If you believe any content or material on the Clinical Education Alliance Sites violates any laws, please notify customersupport@clinicaloptions.com. Please include details about your concerns and an email address for contacting you.

Governing Law

Clinical Education Alliance controls the Clinical Education Alliance Sites from its offices in the state of Virginia in the United States of America. The Clinical Education Alliance Sites can be accessed from any of the United States and from other countries worldwide. Since the laws of each state or country may differ, both you and Clinical Education Alliance agree that the laws of Virginia, without regard to conflicts of laws principles, will apply to all matters relating to use of the Clinical Education Alliance Sites and materials, including software and applications.

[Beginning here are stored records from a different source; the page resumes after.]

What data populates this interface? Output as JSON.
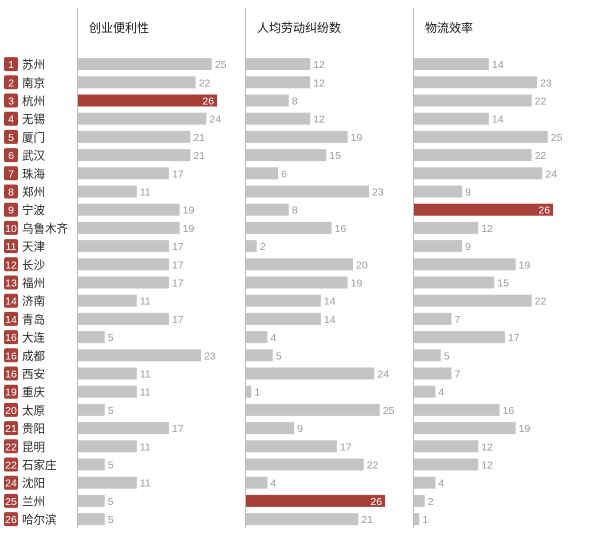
{
  "chart_data": {
    "type": "bar",
    "title": "",
    "columns": [
      "创业便利性",
      "人均劳动纠纷数",
      "物流效率"
    ],
    "rows": [
      {
        "rank": "1",
        "city": "苏州",
        "values": [
          25,
          12,
          14
        ]
      },
      {
        "rank": "2",
        "city": "南京",
        "values": [
          22,
          12,
          23
        ]
      },
      {
        "rank": "3",
        "city": "杭州",
        "values": [
          26,
          8,
          22
        ]
      },
      {
        "rank": "4",
        "city": "无锡",
        "values": [
          24,
          12,
          14
        ]
      },
      {
        "rank": "5",
        "city": "厦门",
        "values": [
          21,
          19,
          25
        ]
      },
      {
        "rank": "6",
        "city": "武汉",
        "values": [
          21,
          15,
          22
        ]
      },
      {
        "rank": "7",
        "city": "珠海",
        "values": [
          17,
          6,
          24
        ]
      },
      {
        "rank": "8",
        "city": "郑州",
        "values": [
          11,
          23,
          9
        ]
      },
      {
        "rank": "9",
        "city": "宁波",
        "values": [
          19,
          8,
          26
        ]
      },
      {
        "rank": "10",
        "city": "乌鲁木齐",
        "values": [
          19,
          16,
          12
        ]
      },
      {
        "rank": "11",
        "city": "天津",
        "values": [
          17,
          2,
          9
        ]
      },
      {
        "rank": "12",
        "city": "长沙",
        "values": [
          17,
          20,
          19
        ]
      },
      {
        "rank": "13",
        "city": "福州",
        "values": [
          17,
          19,
          15
        ]
      },
      {
        "rank": "14",
        "city": "济南",
        "values": [
          11,
          14,
          22
        ]
      },
      {
        "rank": "14",
        "city": "青岛",
        "values": [
          17,
          14,
          7
        ]
      },
      {
        "rank": "16",
        "city": "大连",
        "values": [
          5,
          4,
          17
        ]
      },
      {
        "rank": "16",
        "city": "成都",
        "values": [
          23,
          5,
          5
        ]
      },
      {
        "rank": "16",
        "city": "西安",
        "values": [
          11,
          24,
          7
        ]
      },
      {
        "rank": "19",
        "city": "重庆",
        "values": [
          11,
          1,
          4
        ]
      },
      {
        "rank": "20",
        "city": "太原",
        "values": [
          5,
          25,
          16
        ]
      },
      {
        "rank": "21",
        "city": "贵阳",
        "values": [
          17,
          9,
          19
        ]
      },
      {
        "rank": "22",
        "city": "昆明",
        "values": [
          11,
          17,
          12
        ]
      },
      {
        "rank": "22",
        "city": "石家庄",
        "values": [
          5,
          22,
          12
        ]
      },
      {
        "rank": "24",
        "city": "沈阳",
        "values": [
          11,
          4,
          4
        ]
      },
      {
        "rank": "25",
        "city": "兰州",
        "values": [
          5,
          26,
          2
        ]
      },
      {
        "rank": "26",
        "city": "哈尔滨",
        "values": [
          5,
          21,
          1
        ]
      }
    ],
    "max_value": 26,
    "colors": {
      "bar": "#c4c4c4",
      "highlight": "#a8403a",
      "rank_badge": "#a8403a",
      "value_label": "#9a9a9a",
      "separator": "#bdbdbd"
    }
  }
}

Clinical Education Alliance makes no representation that materials on these sites are appropriate or available for use in countries aside from the United States. Accessing the Clinical Education Alliance Sites from territories where their contents are illegal is prohibited. Those who choose to access these sites from other locations do so at their own risk and are responsible for compliance with any and all applicable local laws or regulations.

Acceptance Procedure

By downloading or accessing materials on the Clinical Education Alliance Sites and/or directly from iTunes or registering with us, you agree to all the terms and conditions in this agreement, including the Terms of Use and Privacy Policy. If you disagree with any of these Terms of Use or Privacy Policy, please refrain from using the Clinical Education Alliance Sites or materials.

Privacy Policy

Because we provide education for healthcare professionals, we pay special attention to privacy issues. The purpose of our Privacy Policy is to identify the information we may collect about you, describe the uses we may make of your information and the security measures we take to protect it, and discuss your options for controlling your information. You can review our Privacy Policy by clicking on the “Privacy Policy” link at the bottom of designated pages on the Clinical Education Alliance Sites.

Disputes

If you fail to comply with these terms, we have the right to suspend or eliminate your account and remove any information you have placed on our site, including your registration information. We may also take any legal action we think is appropriate. If there is any dispute between us concerning this agreement or your use of any Clinical Education Alliance Site or materials or applications, we both agree to submit the dispute to nonbinding mediation, followed by binding arbitration. Both the mediation and the arbitration will be governed under the rules of the American Arbitration Association, and the venue for the arbitration will be Virginia.

Questions or Concerns About Our Terms of Use

For questions or concerns about these Terms of Use, please send an email to customersupport@clinicaloptions.com

These terms of use were last updated in July 2021.